As the new record’s title suggests, it is a slightly cleaner, clearer effort that lingers with each buzz of a guitar riff and granular cut of lyrics. Though Crutchfield says there’s a country influence in her vivid songwriting, borne of a love for Loretta Lynne and Tammy Wynette – “the scorned, sad, heartbroken,” as she puts it – she says her songwriting comes through an intuitive path. “It’s hard to even say where it comes from. It just comes from this weird place and space that just happens,” she says.
While American Weekend was, as Crutchfield says, “Sort of a time-and-place thing,” Cerulean Salt came together over a year and a half as she toured, as well as moved from Alabama to New York, then to West Philadelphia. She knew she wanted to move the project in a new direction with sparse additional instruments, so she and Spencer returned to Alabama in April, where they cut a version of the LP that was far too blown-out for their liking.

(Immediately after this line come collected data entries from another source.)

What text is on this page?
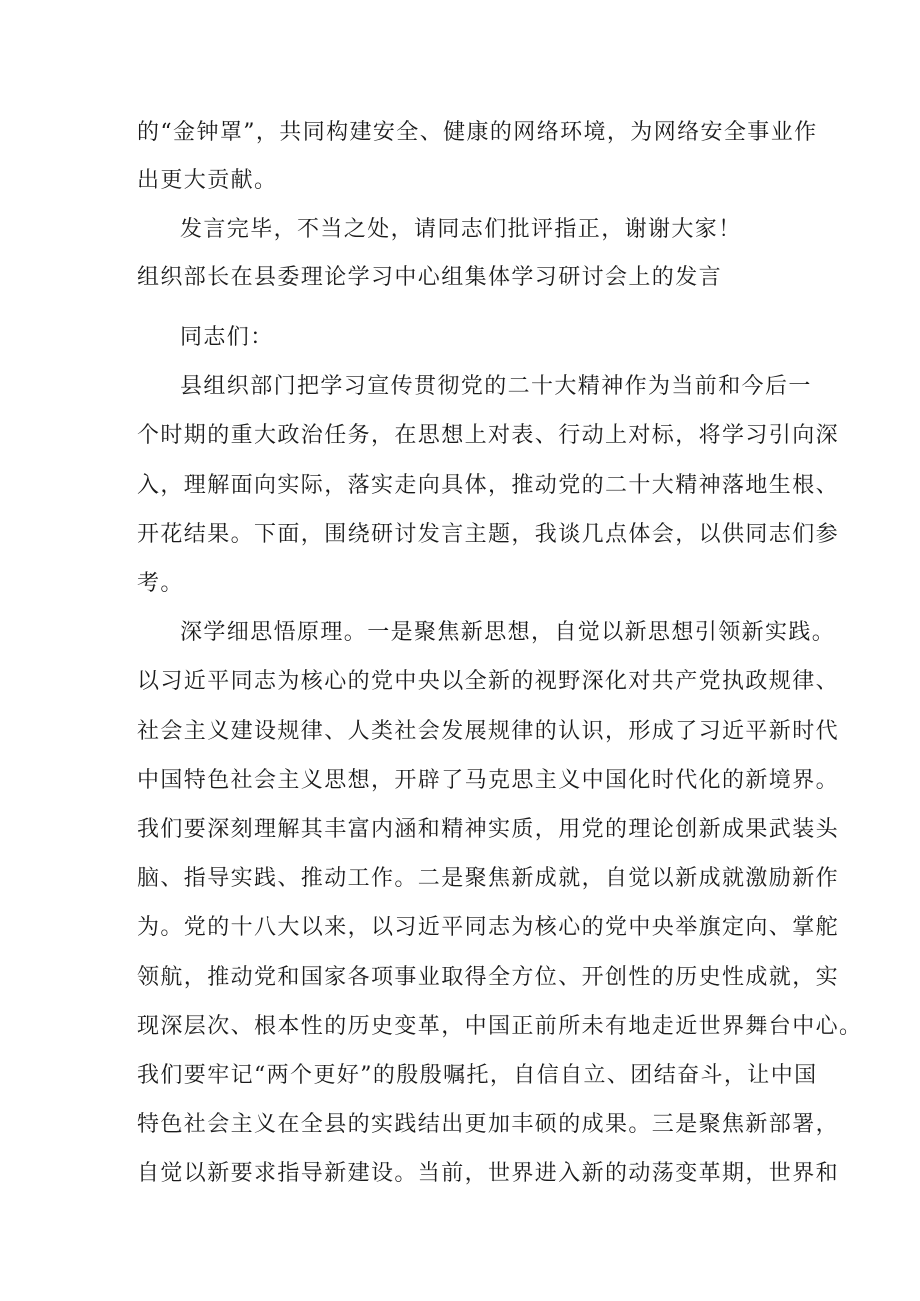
的“金钟罩”，共同构建安全、健康的网络环境，为网络安全事业作
出更大贡献。
发言完毕，不当之处，请同志们批评指正，谢谢大家！
组织部长在县委理论学习中心组集体学习研讨会上的发言
同志们：
县组织部门把学习宣传贯彻党的二十大精神作为当前和今后一
个时期的重大政治任务，在思想上对表、行动上对标，将学习引向深
入，理解面向实际，落实走向具体，推动党的二十大精神落地生根、
开花结果。下面，围绕研讨发言主题，我谈几点体会，以供同志们参
考。
深学细思悟原理。一是聚焦新思想，自觉以新思想引领新实践。
以习近平同志为核心的党中央以全新的视野深化对共产党执政规律、
社会主义建设规律、人类社会发展规律的认识，形成了习近平新时代
中国特色社会主义思想，开辟了马克思主义中国化时代化的新境界。
我们要深刻理解其丰富内涵和精神实质，用党的理论创新成果武装头
脑、指导实践、推动工作。二是聚焦新成就，自觉以新成就激励新作
为。党的十八大以来，以习近平同志为核心的党中央举旗定向、掌舵
领航，推动党和国家各项事业取得全方位、开创性的历史性成就，实
现深层次、根本性的历史变革，中国正前所未有地走近世界舞台中心。
我们要牢记“两个更好”的殷殷嘱托，自信自立、团结奋斗，让中国
特色社会主义在全县的实践结出更加丰硕的成果。三是聚焦新部署，
自觉以新要求指导新建设。当前，世界进入新的动荡变革期，世界和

Cerulean Salt came together months later in the basement of their Philadelphia home with the help of a few friends, including roommate Kyle Gilbride, who plays in the band Swearin’ along with Spencer and Crutchfield’s twin sister, Allison.

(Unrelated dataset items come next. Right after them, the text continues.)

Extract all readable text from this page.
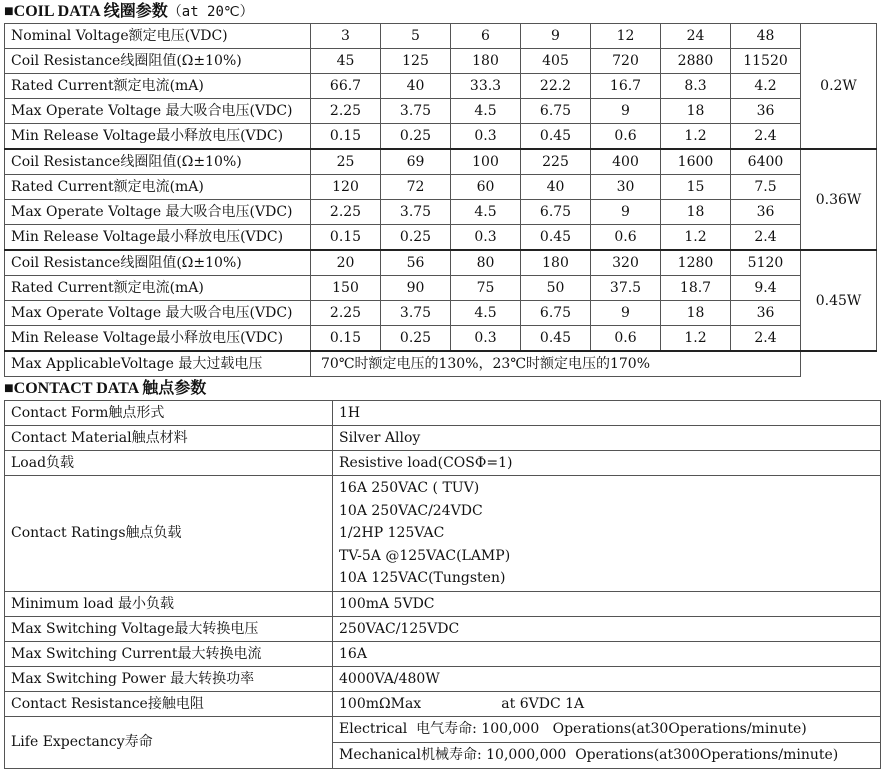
■COIL DATA 线圈参数（at 20℃）
Nominal Voltage额定电压(VDC)	3	5	6	9	12	24	48	0.2W
Coil Resistance线圈阻值(Ω±10%)	45	125	180	405	720	2880	11520	
Rated Current额定电流(mA)	66.7	40	33.3	22.2	16.7	8.3	4.2	
Max Operate Voltage 最大吸合电压(VDC)	2.25	3.75	4.5	6.75	9	18	36	
Min Release Voltage最小释放电压(VDC)	0.15	0.25	0.3	0.45	0.6	1.2	2.4	
Coil Resistance线圈阻值(Ω±10%)	25	69	100	225	400	1600	6400	0.36W
Rated Current额定电流(mA)	120	72	60	40	30	15	7.5	
Max Operate Voltage 最大吸合电压(VDC)	2.25	3.75	4.5	6.75	9	18	36	
Min Release Voltage最小释放电压(VDC)	0.15	0.25	0.3	0.45	0.6	1.2	2.4	
Coil Resistance线圈阻值(Ω±10%)	20	56	80	180	320	1280	5120	0.45W
Rated Current额定电流(mA)	150	90	75	50	37.5	18.7	9.4	
Max Operate Voltage 最大吸合电压(VDC)	2.25	3.75	4.5	6.75	9	18	36	
Min Release Voltage最小释放电压(VDC)	0.15	0.25	0.3	0.45	0.6	1.2	2.4	
Max ApplicableVoltage 最大过载电压	70℃时额定电压的130%，23℃时额定电压的170%							
■CONTACT DATA 触点参数
Contact Form触点形式	1H
Contact Material触点材料	Silver Alloy
Load负载	Resistive load(COSΦ=1)
Contact Ratings触点负载	16A 250VAC ( TUV)
10A 250VAC/24VDC
1/2HP 125VAC
TV-5A @125VAC(LAMP)
10A 125VAC(Tungsten)

Minimum load 最小负载	100mA 5VDC
Max Switching Voltage最大转换电压	250VAC/125VDC
Max Switching Current最大转换电流	16A
Max Switching Power 最大转换功率	4000VA/480W
Contact Resistance接触电阻	100mΩMax                  at 6VDC 1A
Life Expectancy寿命	Electrical  电气寿命: 100,000   Operations(at30Operations/minute)
Mechanical机械寿命: 10,000,000  Operations(at300Operations/minute)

Cerulean Salt marks the latest turn in Crutchfield’s young, but already diverse, career. At age 13, she and Allison began practicing in their parents’ basement, which led to the formation of the rock group the Ackleys when they were 15, then the punk band P.S. Eliot about three years later. (They split in 2011.) Since, neither sister’s creativity has sputtered: Swearin’ released their hook-littered, self-titled debut last year, and along with the praise for Cerulean Salt and the increased attention around Waxahatchee at SXSW this year, Crutchfield has also turned her focus towards another project. She and Spencer are currently working on a new full-length for their other band, Great Thunder, a group rooted in Spencer’s love of “very glamorous, shambolic drug rock” that, as he puts it, “is a good excuse to do whatever we want.”
“I feel like after you’ve been writing songs for X amount of time, you start to get bored and it’s sort of a natural process, progressing and growing,” Crutchfield says. “But I mean, it’s all in the same neighborhood.” From her first scribbles in a notebook to Cerulean Salt, that area continues to expand.